Didn't get out to the market this week. Did other folks?

Saturday, November 1, 2008

Totally Optional Prompt: Marketplace (and announcements)

TOPers: first, a reminder. Responses to the prompt should go on the Wednesday evening post, not on this post.

Second: Mike McCulley and I started Totally Optional Prompts a little over a year ago, when Poetry Thursday went down. Poetry Thursday has since been reborn as readwritepoem, and is going great guns. In addition, a bunch of new prompt sites have sprung up, including Poefusion, the new Writer's Island (Writer's Island Journals), the new Monday Poetry Train (not strictly a prompt site, but devoted to poetry), Miss Rumphius's Poetry Stretch, One Single Impression (formerly One Deep Breath), the monthly/bimonthly Cafe Writing, and more that I haven't time to list. Plus writing prompts that are not specifically for poetry, like Sunday Scribblings, Weekend Wordsmith and 3 Word Wednesday. It's gotten to the point where I have trouble keeping up with the prompts I follow, and I question whether it's worth having that many prompt sites active.

Plus, I'm finding keeping TOP going by myself to be a bigger job than I really wanted to take on. I put a lot of work into the early prompts, trying to prompt people not just to write poetry but to really think about the process and the goals writing poetry and to stretch their abilities in different directions. Lately, I simply haven't had the time.

So here's the deal: One way or another, I'll keep TOP going in the present format through the end of the year. There will be some free-prompt weeks coming up around the holiday seasons, but there will be a Prompt and a Request for Poems every week (barring disease or disaster on my part).

I would like someone from the TOP community to step up as co-host for alternate months. Don't feel you have to write the same kind of prompts as either Mike or myself; all I'd ask is that you are reasonably reliable about getting four (usually) prompts and requests out per month.

After the new year, if I don't have a volunteer for co-host, the format will change to either biweekly or monthly.
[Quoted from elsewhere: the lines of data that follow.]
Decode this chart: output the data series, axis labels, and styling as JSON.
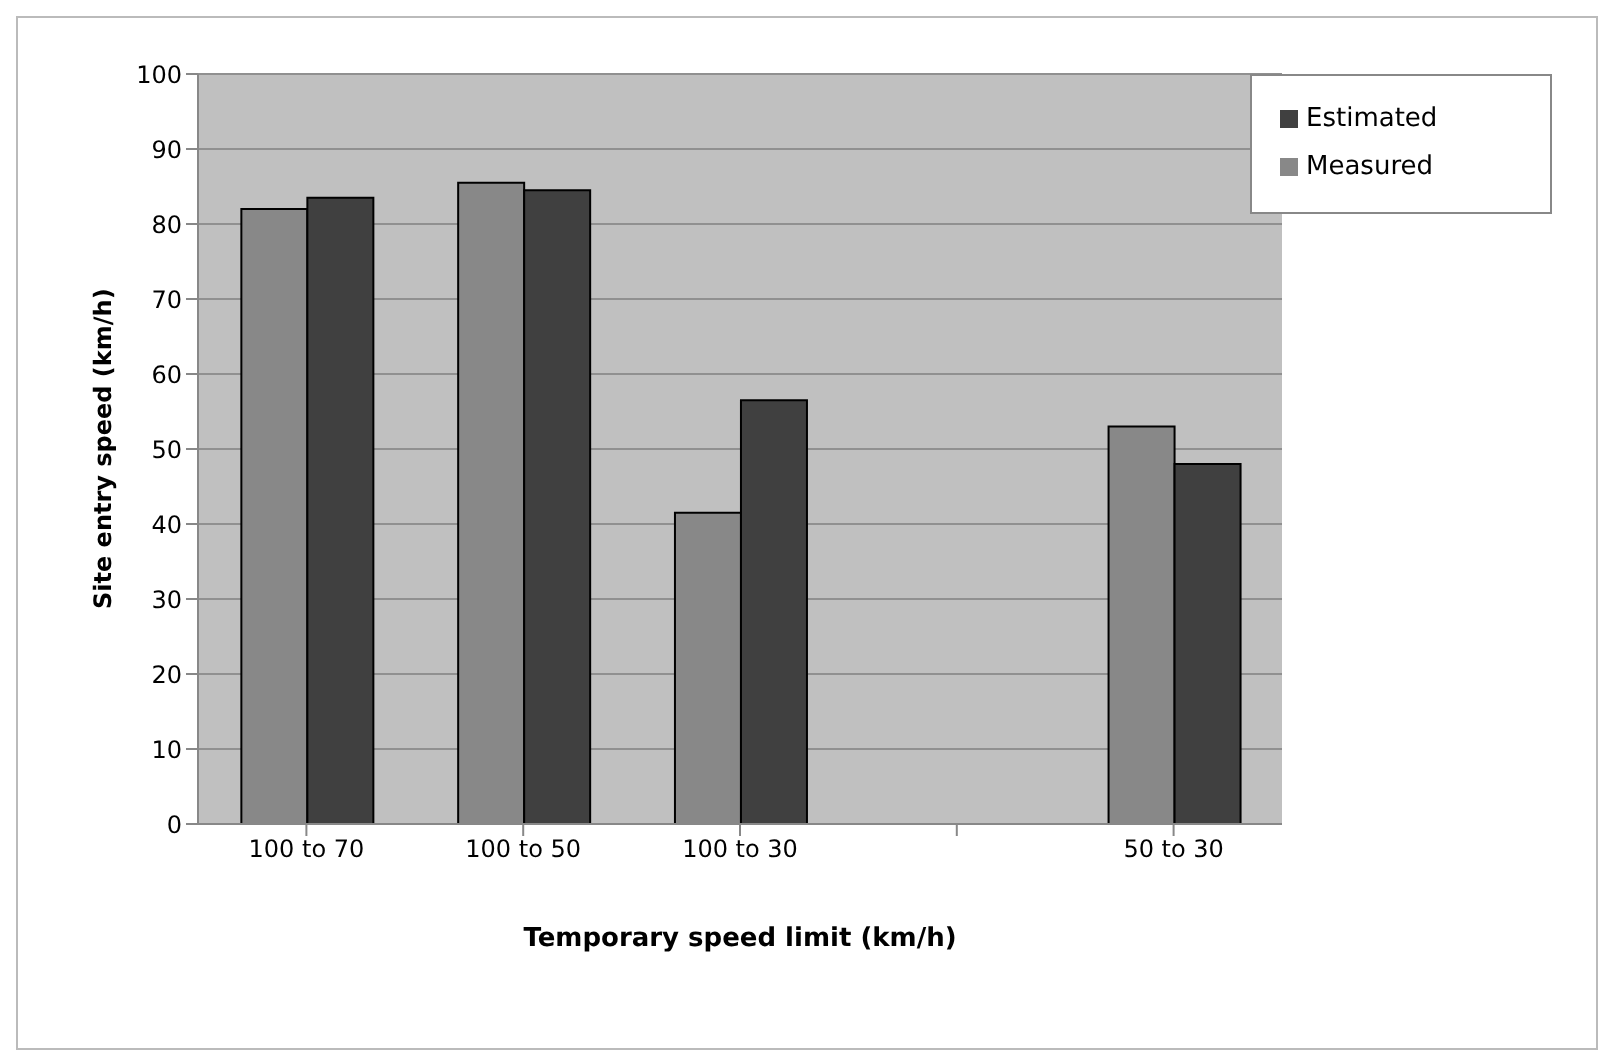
{
  "chart_data": {
    "type": "bar",
    "xlabel": "Temporary speed limit (km/h)",
    "ylabel": "Site entry speed (km/h)",
    "categories": [
      "100 to 70",
      "100 to 50",
      "100 to 30",
      null,
      "50 to 30"
    ],
    "series": [
      {
        "name": "Measured",
        "color": "#888888",
        "values": [
          82,
          85.5,
          41.5,
          null,
          53
        ]
      },
      {
        "name": "Estimated",
        "color": "#404040",
        "values": [
          83.5,
          84.5,
          56.5,
          null,
          48
        ]
      }
    ],
    "ylim": [
      0,
      100
    ],
    "yticks": [
      0,
      10,
      20,
      30,
      40,
      50,
      60,
      70,
      80,
      90,
      100
    ],
    "grid": "y",
    "legend": "top right"
  }
}
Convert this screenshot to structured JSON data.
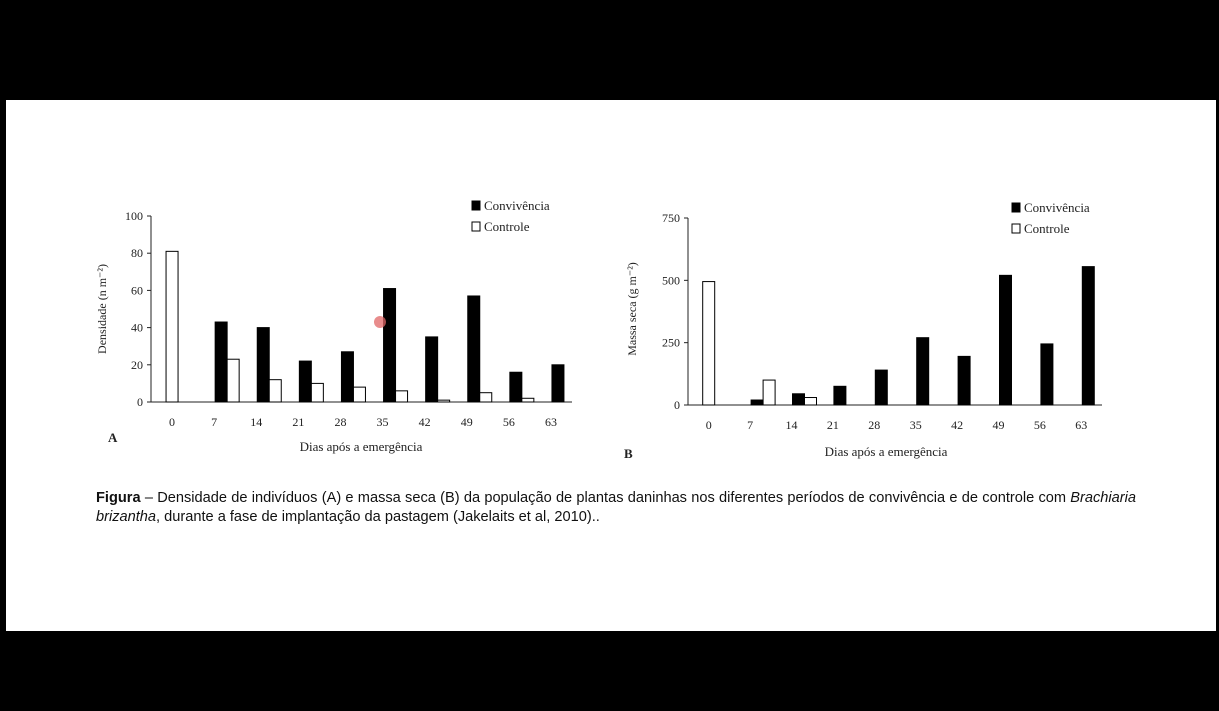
{
  "chart_data": [
    {
      "type": "bar",
      "panel_label": "A",
      "ylabel": "Densidade (n m⁻²)",
      "xlabel": "Dias após a emergência",
      "ylim": [
        0,
        100
      ],
      "yticks": [
        "0",
        "20",
        "40",
        "60",
        "80",
        "100"
      ],
      "categories": [
        "0",
        "7",
        "14",
        "21",
        "28",
        "35",
        "42",
        "49",
        "56",
        "63"
      ],
      "legend_position": "top-right",
      "series": [
        {
          "name": "Convivência",
          "color": "#000000",
          "values": [
            null,
            43,
            40,
            22,
            27,
            61,
            35,
            57,
            16,
            20
          ]
        },
        {
          "name": "Controle",
          "color": "#ffffff",
          "values": [
            81,
            23,
            12,
            10,
            8,
            6,
            1,
            5,
            2,
            null
          ]
        }
      ]
    },
    {
      "type": "bar",
      "panel_label": "B",
      "ylabel": "Massa seca (g m⁻²)",
      "xlabel": "Dias após a emergência",
      "ylim": [
        0,
        750
      ],
      "yticks": [
        "0",
        "250",
        "500",
        "750"
      ],
      "categories": [
        "0",
        "7",
        "14",
        "21",
        "28",
        "35",
        "42",
        "49",
        "56",
        "63"
      ],
      "legend_position": "top-right",
      "series": [
        {
          "name": "Convivência",
          "color": "#000000",
          "values": [
            null,
            20,
            45,
            75,
            140,
            270,
            195,
            520,
            245,
            555
          ]
        },
        {
          "name": "Controle",
          "color": "#ffffff",
          "values": [
            495,
            100,
            30,
            null,
            null,
            null,
            null,
            null,
            null,
            null
          ]
        }
      ]
    }
  ],
  "caption": {
    "label": "Figura",
    "part1": " – Densidade de indivíduos (A) e massa seca (B) da população de plantas daninhas nos diferentes períodos de convivência e de controle com ",
    "species": "Brachiaria brizantha",
    "part2": ", durante a fase de implantação da pastagem (Jakelaits et al, 2010).."
  },
  "pointer_color": "#e06666"
}
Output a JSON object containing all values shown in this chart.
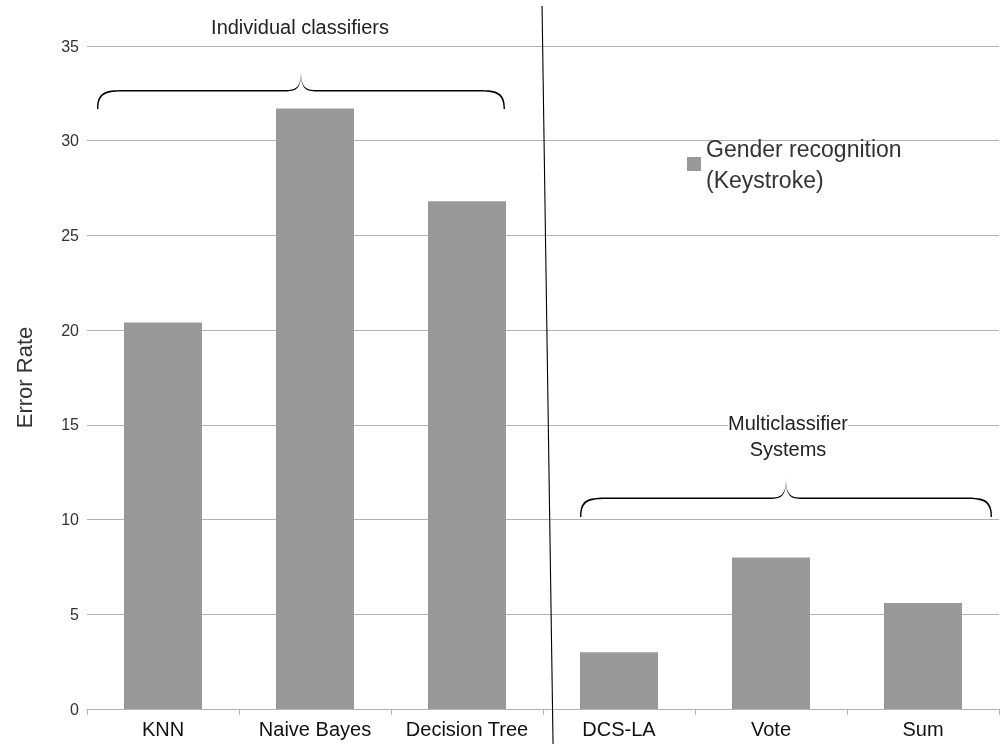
{
  "chart_data": {
    "type": "bar",
    "ylabel": "Error Rate",
    "categories": [
      "KNN",
      "Naive Bayes",
      "Decision Tree",
      "DCS-LA",
      "Vote",
      "Sum"
    ],
    "series": [
      {
        "name": "Gender recognition (Keystroke)",
        "color": "#999999",
        "values": [
          20.4,
          31.7,
          26.8,
          3.0,
          8.0,
          5.6
        ]
      }
    ],
    "ylim": [
      0,
      35
    ],
    "yticks": [
      0,
      5,
      10,
      15,
      20,
      25,
      30,
      35
    ],
    "grid": "y",
    "legend": "top right",
    "annotations": [
      "Individual classifiers",
      "Multiclassifier\nSystems"
    ]
  }
}
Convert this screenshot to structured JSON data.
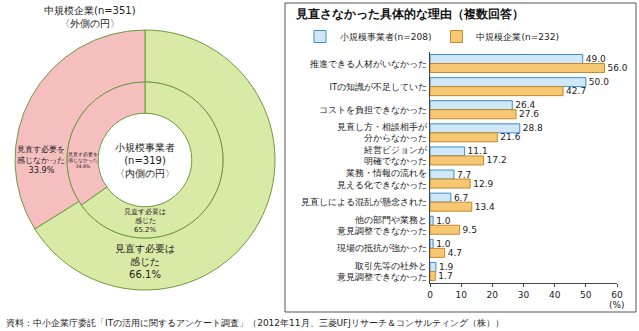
{
  "chart_data": [
    {
      "type": "pie",
      "colors": [
        "#d9eaa6",
        "#f5bfc0"
      ],
      "data_labels": true,
      "series": [
        {
          "name": "中規模企業(n=351)",
          "annotation": "〈外側の円〉",
          "values": [
            66.1,
            33.9
          ],
          "value_labels": [
            "見直す必要は\n感じた\n66.1%",
            "見直す必要を\n感じなかった\n33.9%"
          ]
        },
        {
          "name": "小規模事業者\n(n=319)",
          "annotation": "〈内側の円〉",
          "values": [
            65.2,
            34.8
          ],
          "value_labels": [
            "見直す必要は\n感じた\n65.2%",
            "見直す必要を\n感じなかった\n34.8%"
          ]
        }
      ]
    },
    {
      "type": "bar",
      "orientation": "horizontal",
      "title": "見直さなかった具体的な理由（複数回答）",
      "categories": [
        "推進できる人材がいなかった",
        "ITの知識が不足していた",
        "コストを負担できなかった",
        "見直し方・相談相手が\n分からなかった",
        "経営ビジョンが\n明確でなかった",
        "業務・情報の流れを\n見える化できなかった",
        "見直しによる混乱が懸念された",
        "他の部門や業務と\n意見調整できなかった",
        "現場の抵抗が強かった",
        "取引先等の社外と\n意見調整できなかった"
      ],
      "series": [
        {
          "name": "小規模事業者(n=208)",
          "color": "#cfe7f7",
          "values": [
            49.0,
            50.0,
            26.4,
            28.8,
            11.1,
            7.7,
            6.7,
            1.0,
            1.0,
            1.9
          ],
          "value_labels": [
            "49.0",
            "50.0",
            "26.4",
            "28.8",
            "11.1",
            "7.7",
            "6.7",
            "1.0",
            "1.0",
            "1.9"
          ]
        },
        {
          "name": "中規模企業(n=232)",
          "color": "#f7c873",
          "values": [
            56.0,
            42.7,
            27.6,
            21.6,
            17.2,
            12.9,
            13.4,
            9.5,
            4.7,
            1.7
          ],
          "value_labels": [
            "56.0",
            "42.7",
            "27.6",
            "21.6",
            "17.2",
            "12.9",
            "13.4",
            "9.5",
            "4.7",
            "1.7"
          ]
        }
      ],
      "xlim": [
        0,
        60
      ],
      "xticks": [
        0,
        10,
        20,
        30,
        40,
        50,
        60
      ],
      "xlabel": "(%)",
      "grid": false,
      "legend": "top",
      "data_labels": true
    }
  ],
  "source": "資料：中小企業庁委託「ITの活用に関するアンケート調査」（2012年11月、三菱UFJリサーチ＆コンサルティング（株））"
}
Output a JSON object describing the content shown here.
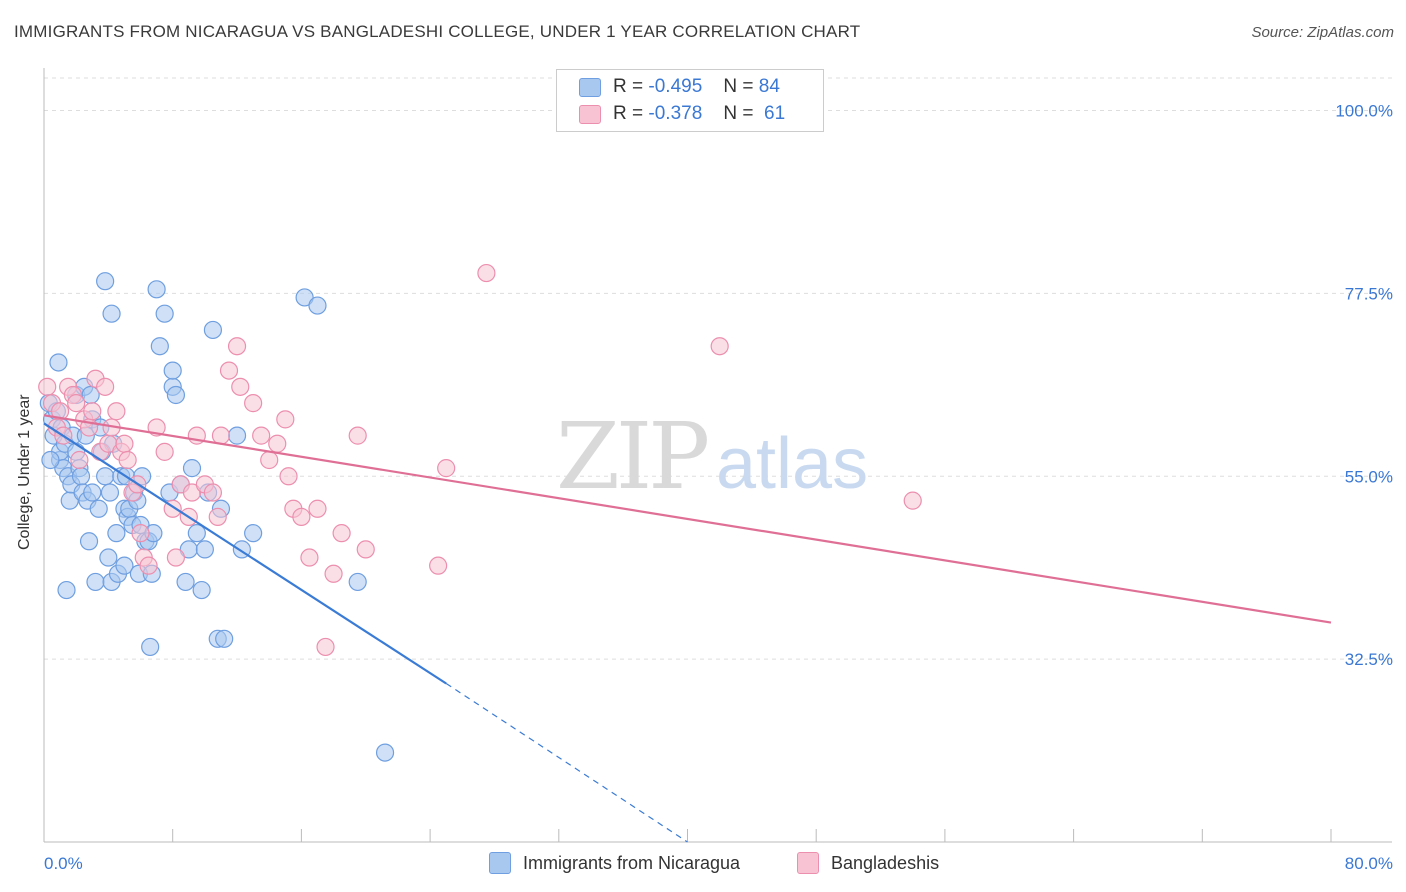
{
  "title": "IMMIGRANTS FROM NICARAGUA VS BANGLADESHI COLLEGE, UNDER 1 YEAR CORRELATION CHART",
  "source": "Source: ZipAtlas.com",
  "watermark": {
    "zip": "ZIP",
    "atlas": "atlas"
  },
  "legend_top": [
    {
      "r_label": "R =",
      "r_value": "-0.495",
      "n_label": "N =",
      "n_value": "84",
      "color": "#a9c8f0",
      "border": "#6f9fe0"
    },
    {
      "r_label": "R =",
      "r_value": "-0.378",
      "n_label": "N =",
      "n_value": " 61",
      "color": "#f8c4d4",
      "border": "#ec8fae"
    }
  ],
  "legend_bottom": [
    "Immigrants from Nicaragua",
    "Bangladeshis"
  ],
  "chart_data": {
    "type": "scatter",
    "title": "IMMIGRANTS FROM NICARAGUA VS BANGLADESHI COLLEGE, UNDER 1 YEAR CORRELATION CHART",
    "xlabel": "",
    "ylabel": "College, Under 1 year",
    "xlim": [
      0,
      80
    ],
    "ylim": [
      10,
      104
    ],
    "x_tick_labels": [
      "0.0%",
      "80.0%"
    ],
    "y_ticks": [
      32.5,
      55.0,
      77.5,
      100.0
    ],
    "y_tick_labels": [
      "32.5%",
      "55.0%",
      "77.5%",
      "100.0%"
    ],
    "grid": true,
    "series": [
      {
        "name": "Immigrants from Nicaragua",
        "color": "#6f9fe0",
        "fill": "#a9c8f0",
        "line_color": "#3a7bd5",
        "trend": {
          "x0": 0,
          "y0": 61.5,
          "x1": 25,
          "y1": 29.5,
          "dash_x1": 40,
          "dash_y1": 10
        },
        "x": [
          0.3,
          0.5,
          0.6,
          0.8,
          1.0,
          1.0,
          1.1,
          1.2,
          1.3,
          1.5,
          1.6,
          1.7,
          1.8,
          2.0,
          2.0,
          2.2,
          2.3,
          2.4,
          2.5,
          2.6,
          2.7,
          2.8,
          3.0,
          3.0,
          3.2,
          3.4,
          3.5,
          3.6,
          3.8,
          4.0,
          4.1,
          4.2,
          4.3,
          4.5,
          4.6,
          4.8,
          5.0,
          5.0,
          5.1,
          5.2,
          5.3,
          5.5,
          5.6,
          5.8,
          5.9,
          6.0,
          6.1,
          6.3,
          6.5,
          6.6,
          6.8,
          7.0,
          7.2,
          7.5,
          7.8,
          8.0,
          8.0,
          8.2,
          8.5,
          8.8,
          9.0,
          9.2,
          9.5,
          9.8,
          10.0,
          10.2,
          10.5,
          10.8,
          11.0,
          11.2,
          12.0,
          12.3,
          13.0,
          16.2,
          17.0,
          19.5,
          21.2,
          6.7,
          4.2,
          3.8,
          2.9,
          1.4,
          0.9,
          0.4
        ],
        "y": [
          64,
          62,
          60,
          63,
          57,
          58,
          61,
          56,
          59,
          55,
          52,
          54,
          60,
          65,
          58,
          56,
          55,
          53,
          66,
          60,
          52,
          47,
          62,
          53,
          42,
          51,
          61,
          58,
          55,
          45,
          53,
          42,
          59,
          48,
          43,
          55,
          51,
          44,
          55,
          50,
          51,
          49,
          53,
          52,
          43,
          49,
          55,
          47,
          47,
          34,
          48,
          78,
          71,
          75,
          53,
          66,
          68,
          65,
          54,
          42,
          46,
          56,
          48,
          41,
          46,
          53,
          73,
          35,
          51,
          35,
          60,
          46,
          48,
          77,
          76,
          42,
          21,
          43,
          75,
          79,
          65,
          41,
          69,
          57
        ]
      },
      {
        "name": "Bangladeshis",
        "color": "#ec8fae",
        "fill": "#f8c4d4",
        "line_color": "#e06f96",
        "trend": {
          "x0": 0,
          "y0": 62.5,
          "x1": 80,
          "y1": 37.0
        },
        "x": [
          0.2,
          0.5,
          0.8,
          1.0,
          1.2,
          1.5,
          1.8,
          2.0,
          2.2,
          2.5,
          2.8,
          3.0,
          3.2,
          3.5,
          3.8,
          4.0,
          4.2,
          4.5,
          4.8,
          5.0,
          5.2,
          5.5,
          5.8,
          6.0,
          6.2,
          6.5,
          7.0,
          7.5,
          8.0,
          8.2,
          8.5,
          9.0,
          9.2,
          9.5,
          10.0,
          10.5,
          10.8,
          11.0,
          11.5,
          12.0,
          12.2,
          13.0,
          13.5,
          14.0,
          14.5,
          15.0,
          15.2,
          15.5,
          16.0,
          16.5,
          17.0,
          17.5,
          18.0,
          18.5,
          19.5,
          20.0,
          24.5,
          25.0,
          27.5,
          42.0,
          54.0
        ],
        "y": [
          66,
          64,
          61,
          63,
          60,
          66,
          65,
          64,
          57,
          62,
          61,
          63,
          67,
          58,
          66,
          59,
          61,
          63,
          58,
          59,
          57,
          53,
          54,
          48,
          45,
          44,
          61,
          58,
          51,
          45,
          54,
          50,
          53,
          60,
          54,
          53,
          50,
          60,
          68,
          71,
          66,
          64,
          60,
          57,
          59,
          62,
          55,
          51,
          50,
          45,
          51,
          34,
          43,
          48,
          60,
          46,
          44,
          56,
          80,
          71,
          52
        ]
      }
    ]
  }
}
I hope that the quality of the prompts will improve; if I can't find the time even on a reduced schedule to write the kinds of prompts I want to write, I'll shut TOP down. I want TOP to be not just about producing poetry but about improving us all as poets, and if I as host can't put in that much effort I really can't expect anyone else to.

Feel free to leave comments or emails about this. As I say, nothing will change until after the new year, and I'll try to post ahead of time what's going to happen, so there should be no surprises.

Now, for this week's
Totally Optional
prompt:

A marketplace can be a lot of things. A farmer's market with local produce and livestock. A mini-mart full of plastic packages. An economic abstraction. But real or imaginary, a marketplace is a place to buy, sell and trade; a place to meet other people doing the same.

This week let's consider poetry in relation to marketplaces. Have you ever seen or heard poetry performed in a marketplace? Ever marketed your own poetry, or someone else's? Bought or sold a poem or a book of poetry?